次期将軍と兄

 どうにかならないものだろうか、そういう声がもう随分私の元へ飛び込んできている。



 正直言って、どうにかなる物ならばとっくにそうしている。実際、父や弟にずいぶん諫言して来たつもりだったが、二人とも私の話など全然聞いていない。


 父の無茶な要求は、案の定撥ね付けられた。しかも、幕府は使者一人寄越せば済む話に対し、わざわざ千人も兵を引き連れてやって来た。生半な否定ではない。はっきりとした拒絶であり、強い意思を滲み出させていた。


「身の程知らずが!」


 父はそう憤りを隠そうとせずに叫んでいた。こっちから見れば父も同等の身の程知らずだと思うのだが、それは口が裂けても言えなかった。


 結局将軍になったのは頼朝の妹の曾孫、九条三寅(頼経)だった。確かに源氏の縁者ではあるが、その時数え二歳である。二十歳だった雅成親王ならともかく、乳飲み子同然の幼児に何ができると言うのだろうか。


(そんなに将軍が欲しいのか?だったら源氏の縁者を使えばいいだろう?ほら、義朝の玄孫がいるぞ。そいつをくれてやるから、感謝する事だな)


 もっともその三寅とて父が拒絶すれば通らなかっただろう。それを許可したのは、明らかに将軍を軽く見ているのは自分たちではなく北条家であり幕府なのだと言う事を、世間に向けて声高に宣伝したいという理由があってこそだ。




「考えてみてください。三寅には源氏の血がきちんと流れています。それに対し雅成は源氏でも何でもありません、ただの皇族です。どちらが将軍にふさわしいか、そのような事は明白でしょう。最初から三寅をくれと言えばよかったのです、でしたら父上もあんな要求はしなかったでしょうに」


 すっかり熱くなっている弟の言葉を、まともに聞く気は起こらない。確かに血統の正統性を重視するならば、三寅の方が良いのは間違いないだろう。


 しかし、血統の正統性と言う物を彼らが重視しているようにはとても思えなかった。いくらお手盛りに過ぎるとは言え、血統を重視するのならば義時の息子を立てた方がまだ筋が通る。それなのに三寅でも義時の息子でもなく雅成を求めて来たと言う事がどういう事なのか、父も弟も全然わかっていないらしい。


「要するに、向こうに別に我々と争う気はなく、朝廷の長たる天皇の一族を将軍に据える事で、幕府はきちんと朝廷を尊重していますよと言う事を世に示したいだけなのだ」

「へぇー」

「そして幕府の内政は北条家にお任せ下さい、そう言っているのだ。そんな幕府を目の仇の様に潰しに行く必要が、どこにあるのか?」

「大丈夫ですよ、きちんと兄上の意見も聞き入れて差し上げますから。我らの敵は幕府ではありません、北条義時です。義時などと言うほんの相模守、院宣一枚で孤立無援に導いて見せますよ。そう、我々が鎌倉武士団を相手にする事などないのです」



 私のいかなる諫言も、父と弟には鎌倉武士団恐ろしさの怯懦の言に聞こえるらしい。

 天皇とは思えぬ平服でやって来ていること自体、まったく私を舐め切っていると言う事でしかない。

 確かに彼らは恐ろしい。しかし二人とも明らかにその恐ろしさの意味をはき違えていた。それをどう説明したらいいのか、もうどうにもわからなかった。



 逆賊・北条義時を討て、それが父と弟のやり方らしい。確かに今や幕府の実権は北条義時にがっちり握られている状態だ。
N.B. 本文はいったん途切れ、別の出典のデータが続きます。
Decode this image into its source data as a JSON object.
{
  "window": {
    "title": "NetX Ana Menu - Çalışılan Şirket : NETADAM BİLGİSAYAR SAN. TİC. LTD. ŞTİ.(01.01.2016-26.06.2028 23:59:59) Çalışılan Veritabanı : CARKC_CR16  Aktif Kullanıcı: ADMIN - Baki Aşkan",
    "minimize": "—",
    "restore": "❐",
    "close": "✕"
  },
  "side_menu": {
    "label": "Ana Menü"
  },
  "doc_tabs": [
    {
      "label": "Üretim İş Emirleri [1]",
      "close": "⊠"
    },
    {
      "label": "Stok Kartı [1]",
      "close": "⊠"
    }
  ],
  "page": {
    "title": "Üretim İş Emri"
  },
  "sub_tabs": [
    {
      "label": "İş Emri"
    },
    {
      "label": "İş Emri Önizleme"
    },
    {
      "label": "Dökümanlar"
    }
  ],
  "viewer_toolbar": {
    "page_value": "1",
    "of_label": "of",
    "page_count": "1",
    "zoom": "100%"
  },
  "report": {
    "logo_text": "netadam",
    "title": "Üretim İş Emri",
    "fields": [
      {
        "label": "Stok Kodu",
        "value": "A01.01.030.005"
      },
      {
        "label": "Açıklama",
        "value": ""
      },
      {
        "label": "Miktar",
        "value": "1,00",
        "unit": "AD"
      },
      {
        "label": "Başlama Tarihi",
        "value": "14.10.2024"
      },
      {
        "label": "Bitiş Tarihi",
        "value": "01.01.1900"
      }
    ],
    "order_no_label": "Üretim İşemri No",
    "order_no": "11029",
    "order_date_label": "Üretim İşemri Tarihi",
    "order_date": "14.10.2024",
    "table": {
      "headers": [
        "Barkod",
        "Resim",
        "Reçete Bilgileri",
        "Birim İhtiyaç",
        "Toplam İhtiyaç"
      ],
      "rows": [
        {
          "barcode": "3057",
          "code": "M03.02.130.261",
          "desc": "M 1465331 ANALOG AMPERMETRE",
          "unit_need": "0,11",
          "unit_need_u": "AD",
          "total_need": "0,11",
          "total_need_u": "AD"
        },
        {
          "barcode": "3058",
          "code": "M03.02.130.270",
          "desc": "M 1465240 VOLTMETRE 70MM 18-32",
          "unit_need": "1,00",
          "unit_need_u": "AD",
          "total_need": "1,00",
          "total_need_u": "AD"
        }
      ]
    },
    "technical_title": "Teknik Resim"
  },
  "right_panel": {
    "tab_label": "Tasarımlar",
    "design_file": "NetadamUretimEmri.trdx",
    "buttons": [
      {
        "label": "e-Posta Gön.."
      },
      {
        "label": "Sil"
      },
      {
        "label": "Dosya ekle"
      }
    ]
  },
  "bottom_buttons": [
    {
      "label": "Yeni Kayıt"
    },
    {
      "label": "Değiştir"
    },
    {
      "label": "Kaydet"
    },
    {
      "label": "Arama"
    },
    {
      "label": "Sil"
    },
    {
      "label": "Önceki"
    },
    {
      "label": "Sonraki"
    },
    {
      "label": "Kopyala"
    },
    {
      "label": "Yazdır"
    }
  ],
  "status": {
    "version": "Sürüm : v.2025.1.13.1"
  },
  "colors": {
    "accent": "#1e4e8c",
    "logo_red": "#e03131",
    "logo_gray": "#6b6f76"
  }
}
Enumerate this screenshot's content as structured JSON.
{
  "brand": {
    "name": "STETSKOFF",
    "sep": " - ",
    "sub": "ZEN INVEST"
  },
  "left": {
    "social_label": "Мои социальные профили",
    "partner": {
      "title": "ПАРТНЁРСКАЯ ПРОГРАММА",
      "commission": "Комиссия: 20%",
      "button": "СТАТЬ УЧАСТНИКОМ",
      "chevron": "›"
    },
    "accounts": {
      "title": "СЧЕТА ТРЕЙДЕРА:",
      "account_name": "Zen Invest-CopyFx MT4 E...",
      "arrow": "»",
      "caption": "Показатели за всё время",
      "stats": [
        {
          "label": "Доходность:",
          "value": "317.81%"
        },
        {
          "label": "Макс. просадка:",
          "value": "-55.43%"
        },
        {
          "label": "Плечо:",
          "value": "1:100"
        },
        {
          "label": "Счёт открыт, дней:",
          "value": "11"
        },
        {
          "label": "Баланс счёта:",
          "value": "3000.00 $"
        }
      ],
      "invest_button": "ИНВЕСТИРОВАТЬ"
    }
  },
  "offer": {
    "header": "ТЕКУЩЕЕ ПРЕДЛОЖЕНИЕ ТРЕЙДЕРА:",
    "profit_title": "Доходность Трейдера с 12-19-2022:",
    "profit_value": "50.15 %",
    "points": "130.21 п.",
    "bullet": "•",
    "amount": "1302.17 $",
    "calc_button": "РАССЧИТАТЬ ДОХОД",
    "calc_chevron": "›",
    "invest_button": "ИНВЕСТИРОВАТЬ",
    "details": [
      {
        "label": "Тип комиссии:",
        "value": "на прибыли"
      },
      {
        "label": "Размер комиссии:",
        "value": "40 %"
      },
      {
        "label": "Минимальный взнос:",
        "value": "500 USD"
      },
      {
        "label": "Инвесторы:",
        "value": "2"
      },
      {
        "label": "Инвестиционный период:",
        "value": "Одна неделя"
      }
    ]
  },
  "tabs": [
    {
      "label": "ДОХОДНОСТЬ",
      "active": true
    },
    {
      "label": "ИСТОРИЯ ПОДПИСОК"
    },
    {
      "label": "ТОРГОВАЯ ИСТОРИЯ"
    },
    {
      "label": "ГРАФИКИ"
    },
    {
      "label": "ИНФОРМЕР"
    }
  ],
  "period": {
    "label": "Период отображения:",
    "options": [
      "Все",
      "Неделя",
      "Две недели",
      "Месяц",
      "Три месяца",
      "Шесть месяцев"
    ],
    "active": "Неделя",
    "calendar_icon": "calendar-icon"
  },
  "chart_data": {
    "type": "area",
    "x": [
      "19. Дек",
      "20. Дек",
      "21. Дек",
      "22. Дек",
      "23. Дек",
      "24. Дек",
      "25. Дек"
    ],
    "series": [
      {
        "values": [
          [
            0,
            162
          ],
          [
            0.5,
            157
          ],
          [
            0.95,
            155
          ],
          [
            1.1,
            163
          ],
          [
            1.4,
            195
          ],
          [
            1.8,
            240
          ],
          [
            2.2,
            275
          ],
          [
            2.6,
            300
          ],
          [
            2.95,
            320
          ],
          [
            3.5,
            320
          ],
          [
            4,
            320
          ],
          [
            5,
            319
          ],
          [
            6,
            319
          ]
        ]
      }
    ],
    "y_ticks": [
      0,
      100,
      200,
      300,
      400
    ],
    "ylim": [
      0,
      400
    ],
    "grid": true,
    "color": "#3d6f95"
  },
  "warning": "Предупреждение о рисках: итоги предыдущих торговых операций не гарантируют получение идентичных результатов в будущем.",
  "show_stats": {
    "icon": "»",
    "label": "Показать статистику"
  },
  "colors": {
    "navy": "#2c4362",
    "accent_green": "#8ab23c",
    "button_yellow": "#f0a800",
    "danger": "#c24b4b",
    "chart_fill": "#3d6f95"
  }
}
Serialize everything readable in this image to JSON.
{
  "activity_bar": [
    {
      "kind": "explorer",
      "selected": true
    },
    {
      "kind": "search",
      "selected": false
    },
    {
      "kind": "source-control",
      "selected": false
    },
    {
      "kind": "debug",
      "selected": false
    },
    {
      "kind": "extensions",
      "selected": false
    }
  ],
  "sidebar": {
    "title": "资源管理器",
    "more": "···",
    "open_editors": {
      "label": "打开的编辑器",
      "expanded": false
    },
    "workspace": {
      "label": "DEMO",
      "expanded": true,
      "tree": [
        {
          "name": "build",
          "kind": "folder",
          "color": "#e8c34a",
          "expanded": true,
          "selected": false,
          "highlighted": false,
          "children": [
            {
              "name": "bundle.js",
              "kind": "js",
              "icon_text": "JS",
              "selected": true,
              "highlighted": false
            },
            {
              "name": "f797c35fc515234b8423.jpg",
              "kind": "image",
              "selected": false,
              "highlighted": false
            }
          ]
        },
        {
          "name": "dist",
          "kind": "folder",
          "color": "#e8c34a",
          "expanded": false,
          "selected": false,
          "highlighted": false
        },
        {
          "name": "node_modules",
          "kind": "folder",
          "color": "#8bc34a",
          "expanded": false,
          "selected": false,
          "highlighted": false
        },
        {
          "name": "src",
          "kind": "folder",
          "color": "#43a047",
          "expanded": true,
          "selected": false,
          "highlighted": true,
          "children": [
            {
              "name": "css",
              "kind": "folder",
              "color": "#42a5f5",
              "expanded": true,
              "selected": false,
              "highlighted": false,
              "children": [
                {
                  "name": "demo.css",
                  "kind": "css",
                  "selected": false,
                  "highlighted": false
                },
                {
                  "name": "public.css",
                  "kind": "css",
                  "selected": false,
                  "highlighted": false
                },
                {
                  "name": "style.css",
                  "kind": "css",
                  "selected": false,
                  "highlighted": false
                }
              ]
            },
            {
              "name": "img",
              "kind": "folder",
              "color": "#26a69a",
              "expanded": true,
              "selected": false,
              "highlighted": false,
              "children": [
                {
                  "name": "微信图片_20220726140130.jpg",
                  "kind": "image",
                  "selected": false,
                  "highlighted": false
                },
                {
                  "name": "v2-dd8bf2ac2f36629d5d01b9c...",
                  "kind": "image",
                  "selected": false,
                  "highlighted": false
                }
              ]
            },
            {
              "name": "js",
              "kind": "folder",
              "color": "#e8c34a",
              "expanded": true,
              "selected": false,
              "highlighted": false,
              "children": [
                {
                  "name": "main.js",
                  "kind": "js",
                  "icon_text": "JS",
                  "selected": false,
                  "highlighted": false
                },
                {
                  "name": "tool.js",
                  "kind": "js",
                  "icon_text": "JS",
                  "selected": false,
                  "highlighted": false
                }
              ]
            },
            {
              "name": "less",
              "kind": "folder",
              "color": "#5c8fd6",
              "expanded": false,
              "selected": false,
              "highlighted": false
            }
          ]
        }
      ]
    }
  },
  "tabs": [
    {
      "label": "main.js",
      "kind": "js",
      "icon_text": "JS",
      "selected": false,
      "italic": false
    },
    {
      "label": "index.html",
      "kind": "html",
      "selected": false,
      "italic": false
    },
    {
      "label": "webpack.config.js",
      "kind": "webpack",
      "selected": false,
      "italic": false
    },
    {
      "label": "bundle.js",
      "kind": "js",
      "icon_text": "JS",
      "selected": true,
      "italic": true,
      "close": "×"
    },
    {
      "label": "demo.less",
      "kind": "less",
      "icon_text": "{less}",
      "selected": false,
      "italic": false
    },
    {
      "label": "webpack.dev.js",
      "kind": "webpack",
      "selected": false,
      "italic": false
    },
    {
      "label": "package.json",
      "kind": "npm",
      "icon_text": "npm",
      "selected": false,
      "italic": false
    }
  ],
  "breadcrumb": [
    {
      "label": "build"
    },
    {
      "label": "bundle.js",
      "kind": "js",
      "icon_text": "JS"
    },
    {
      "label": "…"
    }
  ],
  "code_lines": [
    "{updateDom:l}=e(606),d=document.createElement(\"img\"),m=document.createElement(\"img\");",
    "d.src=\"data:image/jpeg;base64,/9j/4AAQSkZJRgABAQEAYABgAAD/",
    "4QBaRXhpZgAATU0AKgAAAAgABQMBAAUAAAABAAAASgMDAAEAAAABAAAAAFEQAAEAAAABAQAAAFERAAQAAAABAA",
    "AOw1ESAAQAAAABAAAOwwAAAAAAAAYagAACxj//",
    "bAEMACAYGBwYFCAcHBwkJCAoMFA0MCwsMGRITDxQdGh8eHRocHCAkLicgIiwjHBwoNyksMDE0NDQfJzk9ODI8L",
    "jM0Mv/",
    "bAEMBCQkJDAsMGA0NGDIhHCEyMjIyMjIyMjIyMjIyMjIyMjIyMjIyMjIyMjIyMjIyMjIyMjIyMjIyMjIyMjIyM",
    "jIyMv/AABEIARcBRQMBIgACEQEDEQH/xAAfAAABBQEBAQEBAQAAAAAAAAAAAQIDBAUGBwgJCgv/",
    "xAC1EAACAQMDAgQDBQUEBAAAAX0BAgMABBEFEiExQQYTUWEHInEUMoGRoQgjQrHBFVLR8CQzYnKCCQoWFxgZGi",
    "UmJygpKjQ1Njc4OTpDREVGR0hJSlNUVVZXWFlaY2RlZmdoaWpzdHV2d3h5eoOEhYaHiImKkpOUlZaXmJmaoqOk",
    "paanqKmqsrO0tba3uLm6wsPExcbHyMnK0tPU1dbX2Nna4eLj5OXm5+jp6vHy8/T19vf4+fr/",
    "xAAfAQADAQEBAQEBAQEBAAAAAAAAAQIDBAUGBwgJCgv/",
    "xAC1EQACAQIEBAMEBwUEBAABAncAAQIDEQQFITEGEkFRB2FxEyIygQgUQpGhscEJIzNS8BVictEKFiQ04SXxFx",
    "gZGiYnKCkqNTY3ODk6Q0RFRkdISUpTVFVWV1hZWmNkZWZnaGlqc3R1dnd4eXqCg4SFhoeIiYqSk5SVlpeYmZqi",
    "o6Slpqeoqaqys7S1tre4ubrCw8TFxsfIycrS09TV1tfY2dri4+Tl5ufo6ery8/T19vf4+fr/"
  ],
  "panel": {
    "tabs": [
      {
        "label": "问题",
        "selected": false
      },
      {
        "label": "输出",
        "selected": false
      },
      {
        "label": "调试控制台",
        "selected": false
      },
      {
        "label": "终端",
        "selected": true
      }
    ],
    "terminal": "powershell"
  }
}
 一番得をしている人間が怪しいという論法からか、実朝暗殺も義時が仕組んだことではないかと言うまことしやかな噂も流れている。

 それに乗っかろうとするのを悪いとは言わない。


「しかし、それにしても古臭いやり方だな。貴族と武士は違うのだぞ」

「事後には兄上にも一働きしてもらう事になると思います。皇族の中で幕府と親密である兄上しか、鎌倉武士団を抑えられるのはいないでしょうから」


 あくまで私を馬鹿にしたような弟の物言いに、知った事か、勝手にしろ、好きにすればいいと言う言葉しか出て来なかった。


 父と弟には私の諫言が怯懦の言に聞こえるように、私の鎌倉との穏健な関係を求める動きが鎌倉へのへつらいに見えているらしい。


 どうしてそんな風に思わせてしまったのだろうか。それは私の罪でもあるだろう。


 未だに答えはわかっていないが、天皇の時にいや上皇になってからでも、するべき事をしなかったその結果が今こうやって跳ね返って来ているのだろう。

 その罪は従容として受けねばならないだろうし、そしてその時は遠くはないだろう事を実感させられた。